Six years ago, I decided to take a shot at the property market in Delhi before looking out to the NCR for options. I liked a few DDA flats. They were spacious and well located. But built 25-30 years back, they were in such a bad condition that even banks were reluctant to give a 20-year home loan.
When my colleagues in HT set out to do a special series on the condition of DDA flats three years back, they found many such stories. Even if the flats were maintained well by the owners, the common areas — staircase, terrace and back alleys — were collapsing. With the DDA giving up all responsibility after it sold the flats, it was clearly nobody’s concern.
Residential colonies that came up in the 1950s to resettle families displaced due to the Partition, and those developed in south, north and west Delhi by private developers, may have changed in character with new builder flats coming up. But their supporting infrastructure is crying for an upgrade.
Even in New Delhi, the century-old brand new segment of this 2,000-year-old city, the infrastructure is about to expire. In the Lutyens’ zone that has possibly the best civic management in the country, the alarm bell rang last month when there was so much stink from a sewer in the Parliament building that the Rajya Sabha proceedings were adjourned.
The sewage lines laid by the British have not been changed since. In the rest of the city, the last overhauling exercise happened in the 1980s. While roads crumble in absence of storm water drains, there is little difference between Sangam Vihar and Greater Kailash when it comes to chronic sewage backflow.
Urban renewal is part of any modern city’s planning. In Delhi, the concept is as old as the Master Plan itself. The MPD-1962 projected ‘urban renewal as a strategy of redevelopment, rehabilitation and conservation” in the context of Shahjahanabad and the extension of the walled city. The plans that followed included other conservation zones and special areas such as Karol Bagh.
The current plan, which is presently being reviewed, even authorises redevelopment of newer areas that are in “poor urban form”. It calls for a complete civic overhaul, increasing the floor area ratio to allow taller buildings, possibly in cluster courts or group housing, to be developed by private parties.

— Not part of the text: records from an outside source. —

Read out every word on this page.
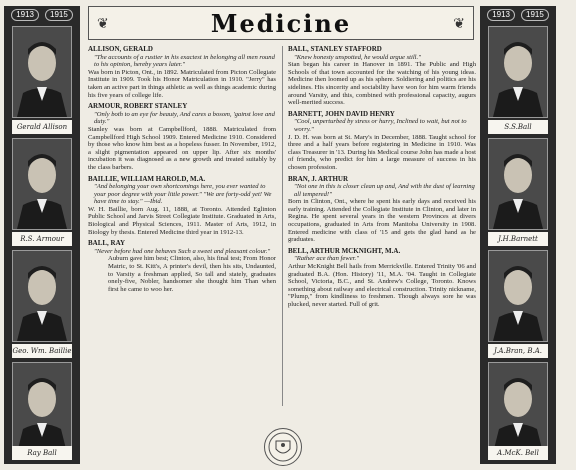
1913	1915
Gerald Allison
R.S. Armour
Geo. Wm. Baillie
Ray Ball
1913	1915
S.S.Ball
J.H.Barnett
J.A.Bran, B.A.
A.McK. Bell
❦	Medicine	❦
ALLISON, GERALD
"The accounts of a rustier in his exactest in belonging all men round to his opinion, hereby years later."
Was born in Picton, Ont., in 1892. Matriculated from Picton Collegiate Institute in 1909. Took his Honor Matriculation in 1910. "Jerry" has taken an active part in things athletic as well as things academic during his five years of college life.
ARMOUR, ROBERT STANLEY
"Only both to an eye for beauty, And cares a bosom, 'gainst love and duty."
Stanley was born at Campbellford, 1888. Matriculated from Campbellford High School 1909. Entered Medicine 1910. Considered by those who know him best as a hopeless fusser. In November, 1912, a slight pigmentation appeared on upper lip. After six months' incubation it was diagnosed as a new growth and treated suitably by the class barbers.
BAILLIE, WILLIAM HAROLD, M.A.
"And belonging your own shortcomings here, you ever wanted to your poor degree with your little power." "We are forty-odd yet! We have time to stay." —Ibid.
W. H. Baillie, born Aug. 11, 1888, at Toronto. Attended Eglinton Public School and Jarvis Street Collegiate Institute. Graduated in Arts, Biological and Physical Sciences, 1911. Master of Arts, 1912, in Biology by thesis. Entered Medicine third year in 1912-13.
BALL, RAY
"Never before had one behaves Such a sweet and pleasant colour."
Auburn gave him best; Clinton, also, his final test; From Honor Matric, to St. Kitt's, A printer's devil, then his sits, Undaunted, to Varsity a freshman applied, So tall and stately, graduates onely-five, Nobler, handsomer she thought him Than when first he came to woo her.
BALL, STANLEY STAFFORD
"Knew honesty unspotted, he would argue still."
Stan began his career in Hanover in 1891. The Public and High Schools of that town accounted for the watching of his young ideas. Medicine then loomed up as his sphere. Soldiering and politics are his sidelines. His sincerity and sociability have won for him warm friends around Varsity, and this, combined with professional capacity, augurs well-merited success.
BARNETT, JOHN DAVID HENRY
"Cool, unperturbed by stress or hurry, Inclined to wait, but not to worry."
J. D. H. was born at St. Mary's in December, 1888. Taught school for three and a half years before registering in Medicine in 1910. Was class Treasurer in '13. During his Medical course John has made a host of friends, who predict for him a large measure of success in his chosen profession.
BRAN, J. ARTHUR
"Not one in this is closer clean up and, And with the dust of learning all tempered!"
Born in Clinton, Ont., where he spent his early days and received his early training. Attended the Collegiate Institute in Clinton, and later in Regina. He spent several years in the western Provinces at divers occupations, graduated in Arts from Manitoba University in 1908. Entered medicine with class of '15 and gets the glad hand as he graduates.
BELL, ARTHUR MCKNIGHT, M.A.
"Rather ace than fewer."
Arthur McKnight Bell hails from Merrickville. Entered Trinity '06 and graduated B.A. (Hon. History) '11, M.A. '04. Taught in Collegiate School, Victoria, B.C., and St. Andrew's College, Toronto. Knows something about railway and electrical construction. Trinity nickname, "Plump," from kindliness to freshmen. Though always sore he was plucked, never started. Full of grit.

But plans remain on paper. All Delhi has seen so far in the name of urban renewal is the restoration of Connaught Place. Instead, the focus has been on greenfield development by unlocking new areas in the outskirts of the city for residential and commercial use, triggering a land rush. This is when the Master Plan clearly says that 40% of Delhi’s land requirement can be met through re-densification and redevelopment of the existing areas.
The first Master Plan gave authorities 20 years to redevelop the Walled City. Today, roads have caved in, hundreds of dilapidated buildings have become death traps, and sewerage system is either non-existent or choked. In many katras, hazardous industrial units run illegally.
AK Jain, who was a planner with the DDA for 30 years, recalls that the only time two old city pockets, Dujana House (near Jama Masjid) and Turkman Gate, were redeveloped was during the Emergency years. If the Walled City has been waiting for 50 years, there is little hope for the rest of the city, which has found a mention in the Master Plan only recently.
In 1858, the year of the big stink, functioning of the House of Commons was affected, forcing a total overhaul of the London sewer system. Maybe a few more adjournment of the Upper House will set the ball rolling in Delhi.